Dal primo libro dei Re

In quei giorni, Salomone andò a Gàbaon per offrirvi sacrifici, perché ivi sorgeva l’altura più grande. Su quell’altare Salomone offrì mille olocausti.
A Gàbaon il Signore apparve a Salomone in sogno durante la notte. Dio disse: «Chiedimi ciò che vuoi che io ti conceda».

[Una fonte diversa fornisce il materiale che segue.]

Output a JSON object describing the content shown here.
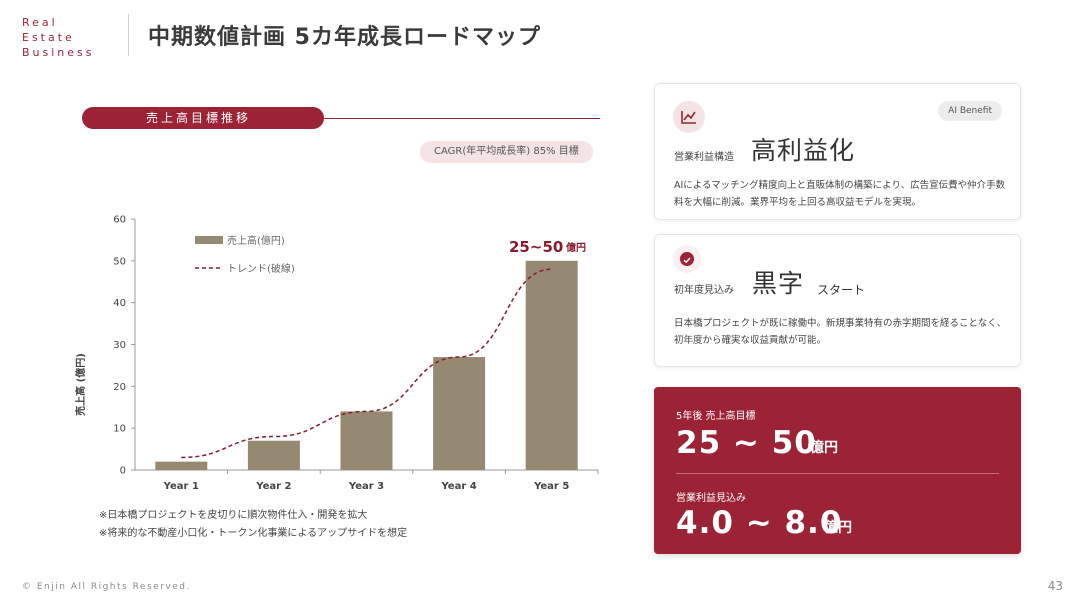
{
  "header": {
    "logo_lines": [
      "Real",
      "Estate",
      "Business"
    ],
    "title": "中期数値計画 5カ年成長ロードマップ"
  },
  "section": {
    "title": "売上高目標推移",
    "cagr": "CAGR(年平均成長率) 85% 目標"
  },
  "chart_data": {
    "type": "bar",
    "categories": [
      "Year 1",
      "Year 2",
      "Year 3",
      "Year 4",
      "Year 5"
    ],
    "series": [
      {
        "name": "売上高(億円)",
        "values": [
          2,
          7,
          14,
          27,
          50
        ],
        "color": "#958a71"
      },
      {
        "name": "トレンド(破線)",
        "type": "line",
        "style": "dashed",
        "color": "#8b1a2b"
      }
    ],
    "ylabel": "売上高 (億円)",
    "ylim": [
      0,
      60
    ],
    "yticks": [
      0,
      10,
      20,
      30,
      40,
      50,
      60
    ],
    "annotation": {
      "value": "25~50",
      "unit": "億円"
    },
    "legend": "top-left",
    "grid": false
  },
  "notes": [
    "※日本橋プロジェクトを皮切りに順次物件仕入・開発を拡大",
    "※将来的な不動産小口化・トークン化事業によるアップサイドを想定"
  ],
  "cards": {
    "profit_structure": {
      "icon": "trend-chart-icon",
      "badge": "AI Benefit",
      "label": "営業利益構造",
      "big": "高利益化",
      "desc": "AIによるマッチング精度向上と直販体制の構築により、広告宣伝費や仲介手数料を大幅に削減。業界平均を上回る高収益モデルを実現。"
    },
    "first_year": {
      "icon": "check-icon",
      "label": "初年度見込み",
      "big": "黒字",
      "suffix": "スタート",
      "desc": "日本橋プロジェクトが既に稼働中。新規事業特有の赤字期間を経ることなく、初年度から確実な収益貢献が可能。"
    },
    "targets": {
      "revenue_label": "5年後 売上高目標",
      "revenue_value": "25 ~ 50",
      "revenue_unit": "億円",
      "profit_label": "営業利益見込み",
      "profit_value": "4.0 ~ 8.0",
      "profit_unit": "億円"
    }
  },
  "footer": {
    "copyright": "© Enjin All Rights Reserved.",
    "page": "43"
  },
  "colors": {
    "accent": "#9b2335",
    "bar": "#958a71",
    "trend": "#8b1a2b"
  }
}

Salomone disse: «Tu hai trattato il tuo servo Davide, mio padre, con grande amore, perché egli aveva camminato davanti a te con fedeltà, con giustizia e con cuore retto verso di te. Tu gli hai conservato questo grande amore e gli hai dato un figlio che siede sul suo trono, come avviene oggi. Ora, Signore, mio Dio, tu hai fatto regnare il tuo servo al posto di Davide, mio padre. Ebbene io sono solo un ragazzo; non so come regolarmi. Il tuo servo è in mezzo al tuo popolo che hai scelto, popolo numeroso che per quantità non si può calcolare né contare. Concedi al tuo servo un cuore docile, perché sappia rendere giustizia al tuo popolo e sappia distinguere il bene dal male; infatti chi può governare questo tuo popolo così numeroso?».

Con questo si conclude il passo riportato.